Gérard Raulet – Une Europe antisociale

L’aggravation constante du déficit des Etats européens est due à la conception initiale de l’Europe comme une zone de libre-échange économique. Le traité de 2004 a constitutionnalisé le libéralisme économique, auquel les parties I et II font référence avec une insistance obsessionnelle.

Au lieu de préfigurer un gouvernement économique qui aurait dû acquérir une légitimité démocratique, la Commission a été l’instrument d’une régulation de la dérégulation au service du néolibéralisme. L’art. I-4, le préambule de la partie II, les articles 146, 156, 157 et 314 de la partie III constituent des blancs-seings à une circulation incontrôlée des capitaux et donc à la spéculation. L’article 314, contre lequel l’économiste Maurice Allais avait protesté dans Le Monde daté 15-16 mai 2005 sous le titre « Aveuglement », radicalise l’article 131 du traité de Rome en y ajoutant « la suppression progressive des restrictions aux investissements étrangers directs ».

Les marchés financiers se sont substitués à la régulation politique. Or, la façon dont on est en train d’essayer de sortir de ce mauvais vaudeville ne tranche pas dans le vif. On se contente – j’approuve l’analyse de Jürgen Habermas – de « transférer les impératifs des marchés aux budgets nationaux sans aucune légitimation démocratique propre ». La situation n’est pas sans issue, si l’Etat profite de la nécessité de recapitaliser les banques pour les contraindre à affecter leurs profits à un renforcement de leur capital et non au versement de dividendes. C’est aussi la seule façon d’empêcher l’entrée massive de fonds souverains chinois ou moyen-orientaux dans leur capital.

Par contre, il suffit de consulter la partie II du traité pour constater que les questions sociales ne font pas partie des droits fondamentaux (les droits-créances sont réduits à des « droits d’accès » – à la Sécurité sociale par exemple -, le « droit de travailler » se substitue au droit au travail, qui a sa place, en revanche, dans la Constitution française). Mieux encore : l’article III-210-2 interdit aux Etats membres de prendre des mesures allant dans le sens d’une harmonisation sociale.

Tandis que, pour la théorie des systèmes, il y a crise « lorsque la structure d’un système social affronté à un problème admet moins de possibilités de solutions que le système n’en réclame pour se maintenir », Jürgen Habermas insistait dès 1973 sur l’irréductibilité du social à cette vision fonctionnelle. Elle est, me semble-t-il, au coeur de la crise.

Perte de confiance

Cette dernière ne constitue pas seulement une crise de rationalité, elle débouche sur une crise de légitimité pour le projet européen tout autant que pour chacun des Etats impliqués. L’histoire de la citoyenneté n’est pas l’histoire de droits civiques désincarnés mais celle d’une reconnaissance à la fois civile, politique et sociale. L’entrée dans le « monde post-politique » n’est pas seulement un événement politique ; c’est un événement social, ou si l’on « préfère » antisocial. L’affaiblissement des dispositifs régulateurs qui encadraient le capitalisme industriel des deux décennies d’après-guerre est la conséquence directe de la fin de ce mode de reproduction du capital.
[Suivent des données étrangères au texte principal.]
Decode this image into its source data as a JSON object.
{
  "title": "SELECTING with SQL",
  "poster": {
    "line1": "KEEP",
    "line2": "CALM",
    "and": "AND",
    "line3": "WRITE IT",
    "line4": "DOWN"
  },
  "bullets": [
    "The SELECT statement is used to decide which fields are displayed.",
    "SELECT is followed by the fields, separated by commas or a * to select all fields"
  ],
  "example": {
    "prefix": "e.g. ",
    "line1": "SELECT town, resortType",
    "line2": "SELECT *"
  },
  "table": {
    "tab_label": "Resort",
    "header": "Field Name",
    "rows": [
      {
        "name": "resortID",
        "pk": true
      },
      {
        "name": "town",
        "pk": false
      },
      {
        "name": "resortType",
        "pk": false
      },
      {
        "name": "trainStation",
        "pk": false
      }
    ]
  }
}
Les problèmes de justice distributive ne doivent pas être conçus comme de vieilles lunes car ils ne s’ajoutent pas à la citoyenneté, ils la fondent. Une convergence des développements économiques et sociaux est pour cette raison la condition sine qua non d’un espace public européen. Et c’est pourquoi le néolibéralisme est par nature incapable de fonder une Europe politique.

La gouvernance économique coercitive que les dirigeants européens sont en train de mettre en oeuvre en imposant des mesures d’austérité qui ne seront jamais à la hauteur des déficits à combler va détruire ce qu’il reste d’Etat-providence.
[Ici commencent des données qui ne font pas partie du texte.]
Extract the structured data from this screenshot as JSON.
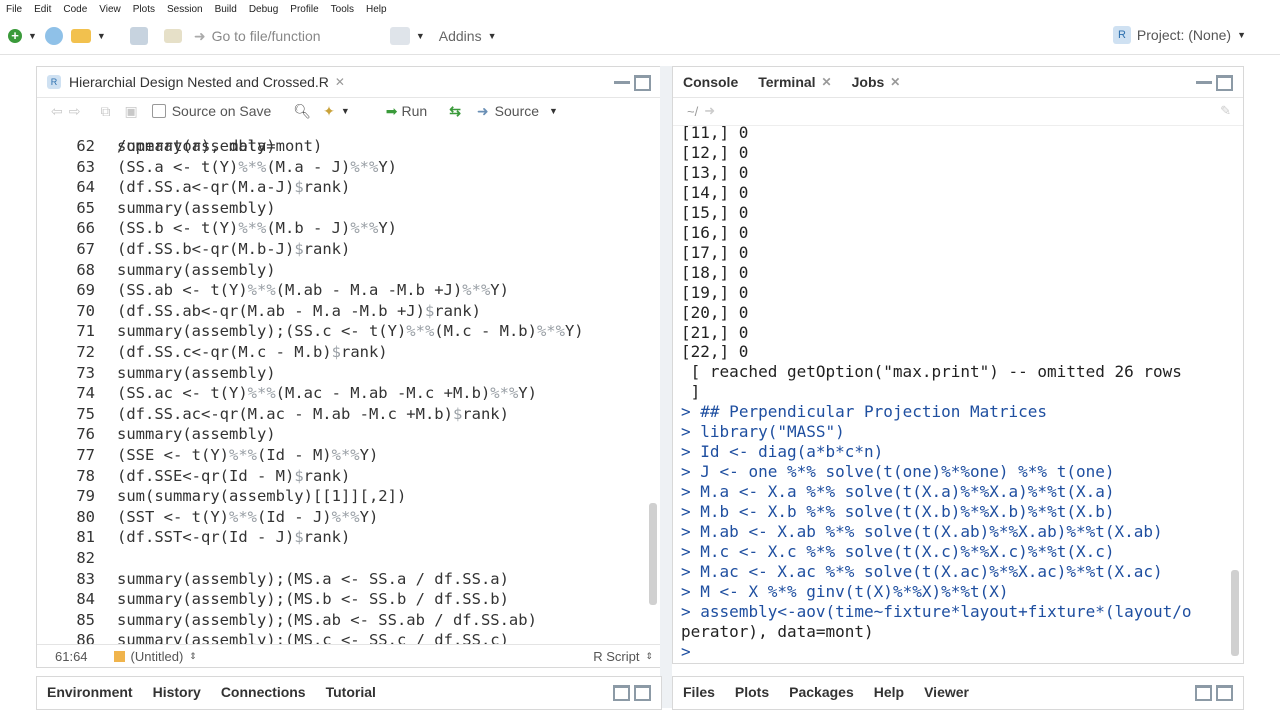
{
  "menu": [
    "File",
    "Edit",
    "Code",
    "View",
    "Plots",
    "Session",
    "Build",
    "Debug",
    "Profile",
    "Tools",
    "Help"
  ],
  "toolbar": {
    "goto_placeholder": "Go to file/function",
    "addins_label": "Addins",
    "project_label": "Project: (None)"
  },
  "editor": {
    "tab_title": "Hierarchial Design Nested and Crossed.R",
    "source_on_save": "Source on Save",
    "run_label": "Run",
    "source_label": "Source",
    "partial_line": "/operator), data=mont)",
    "lines": [
      {
        "n": "62",
        "code": "summary(assembly)"
      },
      {
        "n": "63",
        "code": "(SS.a <- t(Y)%*%(M.a - J)%*%Y)"
      },
      {
        "n": "64",
        "code": "(df.SS.a<-qr(M.a-J)$rank)"
      },
      {
        "n": "65",
        "code": "summary(assembly)"
      },
      {
        "n": "66",
        "code": "(SS.b <- t(Y)%*%(M.b - J)%*%Y)"
      },
      {
        "n": "67",
        "code": "(df.SS.b<-qr(M.b-J)$rank)"
      },
      {
        "n": "68",
        "code": "summary(assembly)"
      },
      {
        "n": "69",
        "code": "(SS.ab <- t(Y)%*%(M.ab - M.a -M.b +J)%*%Y)"
      },
      {
        "n": "70",
        "code": "(df.SS.ab<-qr(M.ab - M.a -M.b +J)$rank)"
      },
      {
        "n": "71",
        "code": "summary(assembly);(SS.c <- t(Y)%*%(M.c - M.b)%*%Y)"
      },
      {
        "n": "72",
        "code": "(df.SS.c<-qr(M.c - M.b)$rank)"
      },
      {
        "n": "73",
        "code": "summary(assembly)"
      },
      {
        "n": "74",
        "code": "(SS.ac <- t(Y)%*%(M.ac - M.ab -M.c +M.b)%*%Y)"
      },
      {
        "n": "75",
        "code": "(df.SS.ac<-qr(M.ac - M.ab -M.c +M.b)$rank)"
      },
      {
        "n": "76",
        "code": "summary(assembly)"
      },
      {
        "n": "77",
        "code": "(SSE <- t(Y)%*%(Id - M)%*%Y)"
      },
      {
        "n": "78",
        "code": "(df.SSE<-qr(Id - M)$rank)"
      },
      {
        "n": "79",
        "code": "sum(summary(assembly)[[1]][,2])"
      },
      {
        "n": "80",
        "code": "(SST <- t(Y)%*%(Id - J)%*%Y)"
      },
      {
        "n": "81",
        "code": "(df.SST<-qr(Id - J)$rank)"
      },
      {
        "n": "82",
        "code": ""
      },
      {
        "n": "83",
        "code": "summary(assembly);(MS.a <- SS.a / df.SS.a)"
      },
      {
        "n": "84",
        "code": "summary(assembly);(MS.b <- SS.b / df.SS.b)"
      },
      {
        "n": "85",
        "code": "summary(assembly);(MS.ab <- SS.ab / df.SS.ab)"
      },
      {
        "n": "86",
        "code": "summary(assembly);(MS.c <- SS.c / df.SS.c)"
      }
    ],
    "status_pos": "61:64",
    "status_scope": "(Untitled)",
    "status_type": "R Script"
  },
  "console": {
    "tabs": [
      "Console",
      "Terminal",
      "Jobs"
    ],
    "path": "~/",
    "lines": [
      {
        "p": "",
        "t": "[11,] 0"
      },
      {
        "p": "",
        "t": "[12,] 0"
      },
      {
        "p": "",
        "t": "[13,] 0"
      },
      {
        "p": "",
        "t": "[14,] 0"
      },
      {
        "p": "",
        "t": "[15,] 0"
      },
      {
        "p": "",
        "t": "[16,] 0"
      },
      {
        "p": "",
        "t": "[17,] 0"
      },
      {
        "p": "",
        "t": "[18,] 0"
      },
      {
        "p": "",
        "t": "[19,] 0"
      },
      {
        "p": "",
        "t": "[20,] 0"
      },
      {
        "p": "",
        "t": "[21,] 0"
      },
      {
        "p": "",
        "t": "[22,] 0"
      },
      {
        "p": "",
        "t": " [ reached getOption(\"max.print\") -- omitted 26 rows"
      },
      {
        "p": "",
        "t": " ]"
      },
      {
        "p": ">",
        "t": "## Perpendicular Projection Matrices"
      },
      {
        "p": ">",
        "t": "library(\"MASS\")"
      },
      {
        "p": ">",
        "t": "Id <- diag(a*b*c*n)"
      },
      {
        "p": ">",
        "t": "J <- one %*% solve(t(one)%*%one) %*% t(one)"
      },
      {
        "p": ">",
        "t": "M.a <- X.a %*% solve(t(X.a)%*%X.a)%*%t(X.a)"
      },
      {
        "p": ">",
        "t": "M.b <- X.b %*% solve(t(X.b)%*%X.b)%*%t(X.b)"
      },
      {
        "p": ">",
        "t": "M.ab <- X.ab %*% solve(t(X.ab)%*%X.ab)%*%t(X.ab)"
      },
      {
        "p": ">",
        "t": "M.c <- X.c %*% solve(t(X.c)%*%X.c)%*%t(X.c)"
      },
      {
        "p": ">",
        "t": "M.ac <- X.ac %*% solve(t(X.ac)%*%X.ac)%*%t(X.ac)"
      },
      {
        "p": ">",
        "t": "M <- X %*% ginv(t(X)%*%X)%*%t(X)"
      },
      {
        "p": ">",
        "t": "assembly<-aov(time~fixture*layout+fixture*(layout/o"
      },
      {
        "p": "",
        "t": "perator), data=mont)"
      },
      {
        "p": ">",
        "t": ""
      }
    ]
  },
  "bottom_left_tabs": [
    "Environment",
    "History",
    "Connections",
    "Tutorial"
  ],
  "bottom_right_tabs": [
    "Files",
    "Plots",
    "Packages",
    "Help",
    "Viewer"
  ],
  "colors": {
    "prompt": "#1f4fa0",
    "code_text": "#333333",
    "operator": "#9aa0a6",
    "run_green": "#3a9a3a",
    "accent_blue": "#2c6fae"
  }
}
Hélas, tout cela sans pour autant relancer la croissance nécessaire pour que le « plan de sauvetage » ait des chances de réussir. Dans le meilleur des cas, elle sauvera les banques en évitant la perte de confiance dans leurs débiteurs, c’est-à-dire les Etats. Mais elle ne sauvera pas ces derniers d’une crise de légitimité qui s’étend aussi au projet européen.